The weapon selection is fairly small but it keeps the game balanced. Everyone starts out with a pistol that has unlimited ammunition and you can usually find a second pistol to dual-wield latter on in the chapter. At each starting point you are offered a choice of what to use as a primary weapon. There are Shotguns, an Assault Rifle, Uzi, and even a scoped rifle. Each gun is unique, useful, and has advantages and disadvantages over the others. There are also Molotov Cocktails and pipe bombs scattered around the levels to help deal with the gynormus waves of zombies. When playing versus, the small selection of weaponry mixed with the specific boss zombie classes offers a very unique and balanced side of gameplay we don’t see much of from other games.

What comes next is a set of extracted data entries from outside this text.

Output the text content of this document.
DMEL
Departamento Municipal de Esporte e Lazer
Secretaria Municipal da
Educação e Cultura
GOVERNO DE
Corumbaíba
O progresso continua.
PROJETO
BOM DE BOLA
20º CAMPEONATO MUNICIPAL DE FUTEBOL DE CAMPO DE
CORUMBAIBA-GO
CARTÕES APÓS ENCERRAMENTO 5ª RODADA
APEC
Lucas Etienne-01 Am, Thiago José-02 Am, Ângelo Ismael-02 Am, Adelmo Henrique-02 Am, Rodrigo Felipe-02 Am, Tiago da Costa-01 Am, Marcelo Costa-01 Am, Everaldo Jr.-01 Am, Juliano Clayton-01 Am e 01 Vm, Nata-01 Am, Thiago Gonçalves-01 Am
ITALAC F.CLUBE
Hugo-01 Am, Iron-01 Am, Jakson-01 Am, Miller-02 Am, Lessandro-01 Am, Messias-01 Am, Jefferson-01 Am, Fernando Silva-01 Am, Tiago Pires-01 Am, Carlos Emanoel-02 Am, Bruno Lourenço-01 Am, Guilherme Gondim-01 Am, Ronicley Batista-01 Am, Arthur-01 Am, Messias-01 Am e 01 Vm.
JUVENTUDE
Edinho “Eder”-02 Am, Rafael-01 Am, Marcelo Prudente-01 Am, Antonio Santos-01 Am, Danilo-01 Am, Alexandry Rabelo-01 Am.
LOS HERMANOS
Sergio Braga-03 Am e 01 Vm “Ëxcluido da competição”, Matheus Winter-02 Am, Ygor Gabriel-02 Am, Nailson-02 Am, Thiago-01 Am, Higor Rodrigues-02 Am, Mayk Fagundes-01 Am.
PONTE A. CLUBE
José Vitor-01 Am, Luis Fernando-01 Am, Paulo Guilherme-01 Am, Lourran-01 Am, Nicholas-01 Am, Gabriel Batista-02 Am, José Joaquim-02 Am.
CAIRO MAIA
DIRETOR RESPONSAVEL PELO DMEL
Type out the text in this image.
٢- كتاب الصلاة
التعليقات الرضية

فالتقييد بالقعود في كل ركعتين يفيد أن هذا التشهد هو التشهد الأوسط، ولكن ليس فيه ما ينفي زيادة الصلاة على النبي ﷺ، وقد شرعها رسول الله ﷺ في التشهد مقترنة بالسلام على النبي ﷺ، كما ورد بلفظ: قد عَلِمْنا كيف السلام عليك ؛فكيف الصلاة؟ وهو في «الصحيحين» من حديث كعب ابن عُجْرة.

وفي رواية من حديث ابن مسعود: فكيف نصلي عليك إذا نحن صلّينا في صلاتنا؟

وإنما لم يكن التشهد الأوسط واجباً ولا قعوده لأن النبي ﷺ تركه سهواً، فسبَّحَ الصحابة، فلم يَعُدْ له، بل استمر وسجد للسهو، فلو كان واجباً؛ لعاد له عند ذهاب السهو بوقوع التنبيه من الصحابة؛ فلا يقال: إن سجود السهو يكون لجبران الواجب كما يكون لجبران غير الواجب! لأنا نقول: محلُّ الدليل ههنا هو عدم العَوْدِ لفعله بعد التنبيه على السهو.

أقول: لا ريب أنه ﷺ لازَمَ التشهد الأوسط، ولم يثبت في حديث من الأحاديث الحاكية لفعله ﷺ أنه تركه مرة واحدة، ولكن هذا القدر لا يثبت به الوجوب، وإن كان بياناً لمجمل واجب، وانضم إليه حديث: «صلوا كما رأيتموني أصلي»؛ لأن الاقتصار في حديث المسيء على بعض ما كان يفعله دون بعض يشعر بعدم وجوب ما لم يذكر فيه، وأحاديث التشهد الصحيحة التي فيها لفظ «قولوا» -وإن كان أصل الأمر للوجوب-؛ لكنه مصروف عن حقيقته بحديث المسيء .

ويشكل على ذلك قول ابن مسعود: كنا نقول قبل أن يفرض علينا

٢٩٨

Crysis looks better than pretty much anything else out there. Left 4 Dead runs off of the Source engine which has been around for several years but it looks especially good this time around. The animations, textures, and overall design for the characters and zombies are wonderful and they did a great job of creating the right atmosphere. There is also a color blind option which alters the health bars and crosshairs colors a bit that really helps clear them up for me (being that I’m partially color blind). Music doesn’t play much at all during the game but sound plays a vital role. Each boss zombie gives off a specific sound associated with it. When approaching a Witch, eerie music starts to play and creates great tension. Being on the Source engine also means that you don’t need a $1000 computer to run everything smoothly.
Servers on the PC can act strange at times. When launching a game you have the choice to look for a dedicated server. If a server can’t be found the host will make a server and still be able to play but may be a bit laggy. I did run into the occasional random server boot while playing the demo, but several updates to the retail game since then I have yet to encounter a problem. The system is great for getting a couple friends together or randomly joining some and getting into a game quickly. There is also the standard server selection screen which can be activated through console commands for those who want to use it.
Left 4 Dead is an amazing game that any fan of FPS’s should go and pick up (unless they are under 17, the game is rated M for many reasons). Great multiplayer co-op and versus modes will keep this game going strong for years to come.
*Note, in L4D they use the term ‘infected’ in place of zombie. I just like the word zombie more.